Genel Energy Plc, the biggest oil producer in Kurdistan, plans to start acquisition talks with Norway’s DNO International ASA (DNO) as soon as its merger with ex-BP Plc chief Tony Hayward’s Vallares Plc is completed.
“We have a serious amount of cash in our coffers and DNO is already our natural partner in northern Iraq,” Genel’s President Mehmet Sepil said today in a telephone interview from Ankara. “We can start official talks after our listing.”
DNO, the first foreign company to begin pumping oil in Iraq since the 1970s, surged to a seven-month high in Oslo trading. Prospects for drilling in Kurdistan, home to about 40 percent of Iraq’s 115 billion barrels of reserves, have been boosted by reports that Baghdad has resolved a dispute with the Kurdish regional government over how to share oil revenue. Exxon Mobil Corp. (XOM) signed an exploration accord with the Kurds last week.
“Genel is DNO’s best peer,” said Teodor Nilsen, an analyst at Oslo-based First Securities ASA. “They have comparable assets. A combined DNO, Genel would definitely make sense.”
DNO agreed in September to merge with the petroleum units of RAK Petroleum PCL, its largest shareholder, in a deal valuing it at $1.64 billion and the RAK units at $250 million.
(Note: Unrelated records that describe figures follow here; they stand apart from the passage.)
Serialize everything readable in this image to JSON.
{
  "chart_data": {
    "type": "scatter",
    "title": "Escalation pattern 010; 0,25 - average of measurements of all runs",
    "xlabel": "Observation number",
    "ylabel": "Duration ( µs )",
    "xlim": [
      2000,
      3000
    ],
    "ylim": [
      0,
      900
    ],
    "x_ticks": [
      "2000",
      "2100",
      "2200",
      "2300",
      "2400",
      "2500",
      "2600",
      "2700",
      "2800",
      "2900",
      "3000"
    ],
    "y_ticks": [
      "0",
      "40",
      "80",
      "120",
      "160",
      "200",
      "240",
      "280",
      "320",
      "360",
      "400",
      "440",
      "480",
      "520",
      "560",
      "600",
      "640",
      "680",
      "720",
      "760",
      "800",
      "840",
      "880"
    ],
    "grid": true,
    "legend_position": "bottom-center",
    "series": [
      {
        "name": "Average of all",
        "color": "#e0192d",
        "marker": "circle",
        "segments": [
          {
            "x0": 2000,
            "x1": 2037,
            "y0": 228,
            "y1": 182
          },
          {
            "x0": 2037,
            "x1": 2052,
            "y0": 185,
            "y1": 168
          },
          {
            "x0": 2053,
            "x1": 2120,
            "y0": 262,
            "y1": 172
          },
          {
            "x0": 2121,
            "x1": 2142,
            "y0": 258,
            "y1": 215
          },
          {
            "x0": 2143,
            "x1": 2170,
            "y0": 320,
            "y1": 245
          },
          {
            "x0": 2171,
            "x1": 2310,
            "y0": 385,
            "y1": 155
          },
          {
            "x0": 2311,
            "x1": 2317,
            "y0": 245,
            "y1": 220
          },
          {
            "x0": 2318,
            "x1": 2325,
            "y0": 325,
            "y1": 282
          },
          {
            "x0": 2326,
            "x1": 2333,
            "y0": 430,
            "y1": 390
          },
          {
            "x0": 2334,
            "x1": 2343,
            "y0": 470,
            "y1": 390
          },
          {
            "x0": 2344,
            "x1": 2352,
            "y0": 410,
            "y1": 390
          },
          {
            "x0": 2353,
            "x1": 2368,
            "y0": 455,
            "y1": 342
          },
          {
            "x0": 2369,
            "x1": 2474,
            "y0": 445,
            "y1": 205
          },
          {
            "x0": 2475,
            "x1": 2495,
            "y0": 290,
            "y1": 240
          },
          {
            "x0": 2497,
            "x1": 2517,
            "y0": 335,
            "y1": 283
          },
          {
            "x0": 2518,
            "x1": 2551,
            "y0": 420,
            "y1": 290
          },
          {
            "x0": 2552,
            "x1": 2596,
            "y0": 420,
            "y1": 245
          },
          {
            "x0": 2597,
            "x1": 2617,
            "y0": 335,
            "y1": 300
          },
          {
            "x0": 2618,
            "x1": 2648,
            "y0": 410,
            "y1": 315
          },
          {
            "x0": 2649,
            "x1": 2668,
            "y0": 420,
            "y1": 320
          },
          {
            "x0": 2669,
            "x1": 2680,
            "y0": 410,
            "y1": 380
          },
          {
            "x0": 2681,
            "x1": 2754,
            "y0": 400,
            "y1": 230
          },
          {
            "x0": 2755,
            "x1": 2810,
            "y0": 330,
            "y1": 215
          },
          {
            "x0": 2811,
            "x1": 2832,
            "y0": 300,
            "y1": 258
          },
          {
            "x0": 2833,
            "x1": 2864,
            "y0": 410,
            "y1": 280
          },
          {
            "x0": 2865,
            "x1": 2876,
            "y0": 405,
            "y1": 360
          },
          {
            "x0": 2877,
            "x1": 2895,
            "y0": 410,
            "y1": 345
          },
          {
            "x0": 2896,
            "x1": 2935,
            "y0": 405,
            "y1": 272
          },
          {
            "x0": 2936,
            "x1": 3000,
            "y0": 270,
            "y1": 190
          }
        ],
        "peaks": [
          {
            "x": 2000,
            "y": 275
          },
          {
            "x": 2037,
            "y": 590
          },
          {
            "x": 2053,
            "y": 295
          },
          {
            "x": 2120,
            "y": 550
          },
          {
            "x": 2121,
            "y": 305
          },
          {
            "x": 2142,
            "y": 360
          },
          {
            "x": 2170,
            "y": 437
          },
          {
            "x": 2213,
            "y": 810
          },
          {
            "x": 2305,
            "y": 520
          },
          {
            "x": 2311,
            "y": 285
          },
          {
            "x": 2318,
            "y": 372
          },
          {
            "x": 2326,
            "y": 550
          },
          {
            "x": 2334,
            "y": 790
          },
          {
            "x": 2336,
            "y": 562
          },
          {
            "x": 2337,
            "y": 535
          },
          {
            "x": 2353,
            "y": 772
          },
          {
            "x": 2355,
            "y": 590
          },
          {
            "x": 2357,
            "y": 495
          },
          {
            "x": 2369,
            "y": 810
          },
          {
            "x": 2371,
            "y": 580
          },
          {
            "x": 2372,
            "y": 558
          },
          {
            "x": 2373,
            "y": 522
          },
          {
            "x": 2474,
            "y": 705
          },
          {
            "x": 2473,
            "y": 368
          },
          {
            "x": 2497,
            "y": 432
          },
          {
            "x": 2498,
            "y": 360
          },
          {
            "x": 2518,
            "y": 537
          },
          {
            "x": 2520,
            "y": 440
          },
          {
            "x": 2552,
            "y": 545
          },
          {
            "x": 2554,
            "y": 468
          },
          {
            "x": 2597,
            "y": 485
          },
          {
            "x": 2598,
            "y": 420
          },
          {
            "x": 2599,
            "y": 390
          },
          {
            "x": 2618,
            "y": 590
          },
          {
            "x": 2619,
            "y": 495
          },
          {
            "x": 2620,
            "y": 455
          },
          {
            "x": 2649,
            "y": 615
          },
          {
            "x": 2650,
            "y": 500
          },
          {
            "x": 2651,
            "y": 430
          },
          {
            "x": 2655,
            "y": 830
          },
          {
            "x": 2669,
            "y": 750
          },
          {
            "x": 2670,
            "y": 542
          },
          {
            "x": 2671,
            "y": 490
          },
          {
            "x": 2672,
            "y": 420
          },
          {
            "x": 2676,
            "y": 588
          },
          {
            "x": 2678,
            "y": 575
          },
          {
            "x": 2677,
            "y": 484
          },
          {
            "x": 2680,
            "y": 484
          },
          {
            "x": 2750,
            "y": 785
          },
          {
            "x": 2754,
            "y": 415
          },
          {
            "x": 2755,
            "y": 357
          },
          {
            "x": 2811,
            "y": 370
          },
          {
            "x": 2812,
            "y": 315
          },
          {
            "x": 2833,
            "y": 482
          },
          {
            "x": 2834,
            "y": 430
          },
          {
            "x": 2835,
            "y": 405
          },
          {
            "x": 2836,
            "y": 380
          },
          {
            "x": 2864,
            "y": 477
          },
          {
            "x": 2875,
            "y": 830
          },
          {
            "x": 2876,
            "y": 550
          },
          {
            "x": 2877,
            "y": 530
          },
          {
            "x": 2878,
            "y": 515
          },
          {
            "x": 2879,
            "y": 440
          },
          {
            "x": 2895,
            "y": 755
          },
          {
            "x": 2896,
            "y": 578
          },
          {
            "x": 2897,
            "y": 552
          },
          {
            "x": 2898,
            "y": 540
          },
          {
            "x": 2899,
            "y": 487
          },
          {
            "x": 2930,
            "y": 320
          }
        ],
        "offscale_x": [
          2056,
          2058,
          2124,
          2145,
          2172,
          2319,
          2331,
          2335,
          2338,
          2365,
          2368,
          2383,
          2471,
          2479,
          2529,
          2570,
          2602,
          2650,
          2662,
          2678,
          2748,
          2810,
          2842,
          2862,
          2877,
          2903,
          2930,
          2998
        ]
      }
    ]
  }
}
“It’s of course nice to hear that people like DNO and appreciate what we’re doing,” said Tom Bratlie, a company spokesman. “But that kind of speculation is impossible for me to comment on,” he said. “As you know DNO has just decided the merger with RAK and that is our key focus at the moment.”
Genel plans to start acquisition talks with DNO after its shares are listed in London, which could take place as early as next week, and DNO completes its merger with the RAK units, Sepil said.
Vallares, the investment vehicle led by Hayward, announced the $2.1 billion reverse takeover of Ankara-based Genel in September. The deal leaves both companies with equal stakes in the new venture, which is targeting northern Iraq, a region described by Hayward as “one of the last great oil and gas frontiers.”
Genel Energy has stakes in six oilfields in northern Iraq, which is controlled by the Kurdistan Regional Government, and is producing oil in two of them. It says those interests amount to a potential 356 million barrels of proven reserves. Genel and DNO are partners in the region’s Tawke and Dohuk fields.
“It’s definitely potentially a good strategic fit and would make it a unique dominant Kurdish player in one of the last great regions,” said Trond Omdal, an analyst at Arctic Securities ASA.
DNO jumped 7.3 percent to 8.845 kroner at the close of trading in Oslo, the highest since April.
Genel Energy will use its $2.1 billion in cash on acquisitions and developing existing fields, Hayward said Sept. 8. It will allocate one-third of the cash to accelerate development of its six oilfields in the Kurdistan region of Iraq, he said. An equal amount will be spent on acquisitions of some of the 41 oil companies operating in the region.
Genel will start building a pipeline in February to connect its Taq Taq oilfield, south of the regional capital Erbil, to a pumping station near the Turkish border, Sepil said. From there, it could feed into the existing pipeline from Kirkuk in Iraq to Turkey’s Ceyhan terminal on the Mediterranean.
The 24-inch line will run 255 kilometers (160 miles) with a capacity of more than 400,000 barrels a day, and will cost as much as $450 million, Sepil said. “We are hoping that the pipeline will become operational within 15 to 18 months of the start of construction,” he said.
Taq Taq, in which Addax Petroleum Corp has 36 percent and Kepco of South Korea 20 percent, will have a capacity of 120,000 barrels a day by February compared with 90,000 now, Sepil said. Output at Tawke is currently 75,000 barrels a day, he said.